One committee member said the emails prove why the IRS is “scared to give up the rest of Lois Lerner’s emails.” IRS commissioner John Koskinen was recently threatened with contempt for stonewalling the committee’s investigation. Koskinen claimed in a hearing that it could take years to provide the documents requested by Oversight.
“The release of new documents underscores the political nature of IRS Tea Party targeting and the extent to which supposed apolitical officials took direction from elected Democrats,” Oversight chairman Rep. Darrell Issa said in a statement. “These e-mails are part of an overwhelming body of evidence that political pressure from prominent Democrats led to the targeting of Americans for their political beliefs.”
“Now I see why the IRS is scared to give up the rest of Lois Lerner’s emails,” said Oversight Economic Growth subcommittee chairman Rep. Jim Jordan.
“Not only do these e-mails further prove the coordination among the IRS, the Federal Election Commission (FEC), the Justice Department and committee Democrats to target conservatives, they also show that had our committee not requested the Inspector General’s investigation when we did, Eric Holder’s politicized Justice Department would likely have been leveling trumped up criminal charges against Tea Party groups to intimidate them from exercising their Constitutional rights,” Jordan said.
The emails were obtained through a lawsuit filed by the watchdog group Judicial Watch, and were not provided to Oversight, which voted to hold Lerner in contempt of Congress. Lerner’s contempt charge currently awaits a full House floor vote.

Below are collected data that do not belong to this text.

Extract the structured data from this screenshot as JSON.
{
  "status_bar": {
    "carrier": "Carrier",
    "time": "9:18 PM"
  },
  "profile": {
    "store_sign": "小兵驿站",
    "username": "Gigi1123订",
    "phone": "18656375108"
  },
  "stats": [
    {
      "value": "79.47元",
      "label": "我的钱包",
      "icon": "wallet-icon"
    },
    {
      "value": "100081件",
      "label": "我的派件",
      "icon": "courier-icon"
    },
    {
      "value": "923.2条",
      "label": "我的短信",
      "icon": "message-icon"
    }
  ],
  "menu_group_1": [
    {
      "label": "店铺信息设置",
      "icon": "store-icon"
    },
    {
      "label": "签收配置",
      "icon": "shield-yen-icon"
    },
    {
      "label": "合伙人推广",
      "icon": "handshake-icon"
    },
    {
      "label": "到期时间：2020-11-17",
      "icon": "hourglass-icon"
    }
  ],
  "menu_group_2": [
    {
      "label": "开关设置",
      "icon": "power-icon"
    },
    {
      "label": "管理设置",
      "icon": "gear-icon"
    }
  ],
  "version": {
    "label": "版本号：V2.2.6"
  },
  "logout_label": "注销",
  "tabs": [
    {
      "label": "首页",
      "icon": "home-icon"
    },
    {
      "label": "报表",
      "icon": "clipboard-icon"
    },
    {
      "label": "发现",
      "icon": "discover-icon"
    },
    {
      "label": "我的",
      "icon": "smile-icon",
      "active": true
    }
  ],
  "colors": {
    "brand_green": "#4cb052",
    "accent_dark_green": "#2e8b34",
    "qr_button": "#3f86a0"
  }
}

“I got a call today from Richard Pilger Director Elections Crimes Branch at DOJ … He wanted to know who at IRS the DOJ folks could talk to about [Rhode Island Democratic Sen. Sheldon] Whitehouse idea at the hearing that DOJ could piece together false statement cases about applicants who ‘lied’ on their 1024s — saying they werent planning on doing political activity, and then turning around and making large visible political expenditures,” Lerner wrote in a May 8, 2013 email to a colleague, just days before the IRS scandal broke.
“DOJ is feeling like it needs to respond, but want to talk to the right folks at IRS to see whether there are impediments from our side and what, if any damage this might do to IRS programs. I told him that sounded like we might need several folks from IRS …,” Lerner wrote.